Le prime notizie su un convento di suore "col titolo di San Pietro del Monte di Donnaregina" risalgono già all'inizio dell' VIII secolo, e la dominazione di "Donnaregina" si deve probabilmente riferire al nome del proprietario del terreno su cui sorgeva il convento .

La chiesa originaria fu fortemente danneggiata dal terremoto del 1293, e la regina Maria D'Ungheria, moglie di Carlo II d'Angiò Re di Napoli, volle finanziare la costruzione di un nuovo monastero. Le sue spoglie trovarono degna sepoltura nel monumento funerario, opera dello scultore ed architetto senese Tino da Camaino, che si trova sulla parete sinistra della navata .

La costruzione della chiesa aveva avuto termine verso il 1315. Si tratta di un'originalissima architettura gotica ad una navata, con un ampio coro delle monache situato su quattro campate di volta a crociera, per circa una metà della lunghezza della navata stessa. Era quella la zona della chiesa riservata alle suore di clausura, dalla quale le monache assistevano alle funzioni religiose.

L'edificio era all'origine completamente affrescato, come dimostrano le traccie di decorazione presenti persino all'interno delle finestre e sulle nervature della volta absidale, anche se malauguratamente oggi sono presenti vastissime lacune . L'inizio dei lavori di affrescatura può essere collocato intorno al 1320, ad opera di un gruppo di maestranze formatesi a Roma probabilmente al fianco di Pietro Cavallini nella chiesa di San Cecilia in Trastevere . A questo primo gruppo di maestri, caratterizzati da un gusto arcaico che certamente non doveva dispiacere alla vecchia regina, si devono la decorazione della navata con coppie di personaggi del nuovo e del vecchio testamento, quella della controfacciata con il giudizio universale e le storie della passione sulla perete sinistra del coro. Databili invece alla fine del terzo decennio del secolo sono le storie di S.Agnese e di S.Caterina, sulla parete destra del coro, e le storie di S.Elisabetta sulla parte inferiore della parete sinistra.

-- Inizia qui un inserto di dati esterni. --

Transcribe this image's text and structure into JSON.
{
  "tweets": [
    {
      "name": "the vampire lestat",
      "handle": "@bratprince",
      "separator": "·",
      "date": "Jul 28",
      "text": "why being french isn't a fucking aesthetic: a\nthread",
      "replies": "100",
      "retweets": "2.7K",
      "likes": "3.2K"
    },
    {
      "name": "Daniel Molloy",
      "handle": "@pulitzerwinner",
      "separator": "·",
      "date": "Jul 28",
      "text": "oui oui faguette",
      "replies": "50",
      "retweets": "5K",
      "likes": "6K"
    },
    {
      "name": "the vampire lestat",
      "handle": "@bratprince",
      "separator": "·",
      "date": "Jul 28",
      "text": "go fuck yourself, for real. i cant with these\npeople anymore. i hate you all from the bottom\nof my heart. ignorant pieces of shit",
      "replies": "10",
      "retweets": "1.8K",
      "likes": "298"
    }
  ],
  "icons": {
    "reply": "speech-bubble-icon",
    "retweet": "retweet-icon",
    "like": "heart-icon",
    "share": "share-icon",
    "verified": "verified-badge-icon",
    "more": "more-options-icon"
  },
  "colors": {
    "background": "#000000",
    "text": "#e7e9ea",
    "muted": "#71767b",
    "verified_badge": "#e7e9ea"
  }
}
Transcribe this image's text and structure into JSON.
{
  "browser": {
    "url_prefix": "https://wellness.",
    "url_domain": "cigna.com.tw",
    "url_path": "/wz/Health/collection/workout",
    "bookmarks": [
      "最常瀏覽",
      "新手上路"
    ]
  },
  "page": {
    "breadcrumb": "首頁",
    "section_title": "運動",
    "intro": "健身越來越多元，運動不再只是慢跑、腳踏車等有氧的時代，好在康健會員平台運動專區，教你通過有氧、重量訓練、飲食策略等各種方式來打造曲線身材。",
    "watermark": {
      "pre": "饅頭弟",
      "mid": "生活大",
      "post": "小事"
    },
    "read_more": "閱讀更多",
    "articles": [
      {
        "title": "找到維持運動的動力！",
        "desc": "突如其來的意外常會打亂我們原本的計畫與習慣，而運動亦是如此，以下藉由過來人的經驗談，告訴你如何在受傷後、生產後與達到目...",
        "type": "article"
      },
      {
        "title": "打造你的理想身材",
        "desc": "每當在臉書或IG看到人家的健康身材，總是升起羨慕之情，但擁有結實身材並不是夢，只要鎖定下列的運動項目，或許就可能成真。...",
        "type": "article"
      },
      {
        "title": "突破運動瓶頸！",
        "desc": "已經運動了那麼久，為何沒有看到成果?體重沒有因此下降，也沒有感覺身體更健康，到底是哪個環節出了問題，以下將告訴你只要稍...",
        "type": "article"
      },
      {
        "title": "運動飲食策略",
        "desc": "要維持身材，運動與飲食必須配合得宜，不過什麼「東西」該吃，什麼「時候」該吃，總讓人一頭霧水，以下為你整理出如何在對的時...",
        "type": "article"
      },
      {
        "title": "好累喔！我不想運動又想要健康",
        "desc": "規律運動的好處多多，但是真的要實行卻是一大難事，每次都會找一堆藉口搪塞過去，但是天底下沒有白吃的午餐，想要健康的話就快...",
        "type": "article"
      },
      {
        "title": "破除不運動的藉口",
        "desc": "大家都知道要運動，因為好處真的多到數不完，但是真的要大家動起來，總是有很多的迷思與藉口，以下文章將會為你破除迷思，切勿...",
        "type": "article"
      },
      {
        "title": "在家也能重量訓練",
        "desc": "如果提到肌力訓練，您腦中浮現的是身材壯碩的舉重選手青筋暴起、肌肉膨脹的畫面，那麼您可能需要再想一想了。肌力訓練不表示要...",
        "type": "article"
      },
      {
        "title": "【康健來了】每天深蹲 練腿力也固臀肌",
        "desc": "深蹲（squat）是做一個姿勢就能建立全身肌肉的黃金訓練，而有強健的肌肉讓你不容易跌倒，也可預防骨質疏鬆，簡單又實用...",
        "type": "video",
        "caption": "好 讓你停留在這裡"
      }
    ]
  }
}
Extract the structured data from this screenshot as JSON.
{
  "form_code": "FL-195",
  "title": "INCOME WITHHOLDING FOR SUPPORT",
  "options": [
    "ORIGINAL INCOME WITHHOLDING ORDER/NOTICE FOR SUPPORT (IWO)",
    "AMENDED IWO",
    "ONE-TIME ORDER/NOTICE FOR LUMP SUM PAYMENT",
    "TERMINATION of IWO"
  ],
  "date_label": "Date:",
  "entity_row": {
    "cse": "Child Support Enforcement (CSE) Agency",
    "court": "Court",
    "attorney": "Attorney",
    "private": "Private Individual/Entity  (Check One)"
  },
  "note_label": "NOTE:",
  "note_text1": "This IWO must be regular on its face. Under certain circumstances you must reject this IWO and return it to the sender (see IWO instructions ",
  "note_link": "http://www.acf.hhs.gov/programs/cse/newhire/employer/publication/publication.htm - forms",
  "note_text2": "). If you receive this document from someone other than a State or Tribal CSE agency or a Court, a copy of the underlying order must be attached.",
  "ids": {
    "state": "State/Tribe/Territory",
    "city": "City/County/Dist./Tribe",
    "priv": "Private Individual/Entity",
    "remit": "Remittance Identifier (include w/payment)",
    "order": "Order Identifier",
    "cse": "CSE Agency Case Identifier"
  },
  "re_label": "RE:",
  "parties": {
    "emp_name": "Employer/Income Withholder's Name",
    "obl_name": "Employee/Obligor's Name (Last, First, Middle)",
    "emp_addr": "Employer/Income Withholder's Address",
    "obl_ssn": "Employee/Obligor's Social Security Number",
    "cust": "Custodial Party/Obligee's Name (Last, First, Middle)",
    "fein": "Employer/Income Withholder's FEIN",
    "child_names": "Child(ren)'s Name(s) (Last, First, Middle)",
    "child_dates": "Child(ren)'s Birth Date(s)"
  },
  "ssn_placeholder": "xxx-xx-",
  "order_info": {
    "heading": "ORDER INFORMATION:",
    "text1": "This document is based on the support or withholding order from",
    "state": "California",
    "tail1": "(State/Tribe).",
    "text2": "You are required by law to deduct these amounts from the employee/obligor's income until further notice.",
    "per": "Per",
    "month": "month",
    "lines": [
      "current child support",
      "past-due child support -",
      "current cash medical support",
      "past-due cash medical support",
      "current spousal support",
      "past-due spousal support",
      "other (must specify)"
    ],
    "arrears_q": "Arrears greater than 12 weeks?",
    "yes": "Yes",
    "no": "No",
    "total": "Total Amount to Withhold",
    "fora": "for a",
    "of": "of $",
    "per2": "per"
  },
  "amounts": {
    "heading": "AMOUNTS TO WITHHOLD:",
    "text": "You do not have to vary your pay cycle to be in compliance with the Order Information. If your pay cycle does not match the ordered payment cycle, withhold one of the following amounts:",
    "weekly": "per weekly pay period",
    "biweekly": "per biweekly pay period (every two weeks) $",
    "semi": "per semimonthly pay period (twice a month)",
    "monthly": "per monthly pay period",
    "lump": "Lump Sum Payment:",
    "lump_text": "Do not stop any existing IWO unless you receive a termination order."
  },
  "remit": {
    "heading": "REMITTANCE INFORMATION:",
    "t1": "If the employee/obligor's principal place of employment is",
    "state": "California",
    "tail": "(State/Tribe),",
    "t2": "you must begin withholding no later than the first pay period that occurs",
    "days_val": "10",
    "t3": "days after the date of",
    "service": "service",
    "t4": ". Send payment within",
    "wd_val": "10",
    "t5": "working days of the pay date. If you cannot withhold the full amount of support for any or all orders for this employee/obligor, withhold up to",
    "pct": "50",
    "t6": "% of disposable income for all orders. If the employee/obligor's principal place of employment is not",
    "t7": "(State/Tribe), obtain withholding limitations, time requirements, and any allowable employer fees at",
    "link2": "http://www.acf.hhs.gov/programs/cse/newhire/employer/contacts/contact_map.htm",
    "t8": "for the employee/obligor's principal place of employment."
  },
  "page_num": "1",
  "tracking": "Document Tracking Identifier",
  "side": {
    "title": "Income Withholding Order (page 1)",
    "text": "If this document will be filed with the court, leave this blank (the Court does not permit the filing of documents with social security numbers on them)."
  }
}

Tutti gli affreschi trecenteschi furono fortemente danneggiati da un'incendio provocato da un fulmine caduto sul tetto della chiesa nel 1390; il calore delle fiamme, oltre ha consumare del tutto gli strati superficiali dei dipinti, ne ha anche alterato irreversibilmente la tonalità originale conferendo ai colori a base di terre una diffusa tinta rossastra, appunto da "terre cotte" .

All'inizio del XVII secolo le suore vollero la costruzione di una chiesa consona al nuovo gusto barocco e sorse così la chiesa di Santa Maria Donnaregina nuova, che si affaccia sulla piazza dell'Arcivescovado. L'abside della vecchia chiesa fu tagliata in un angolo di quella della chiesa moderna, e ripristinata nelle forme originali nell'intervento di restauro del 1928-34.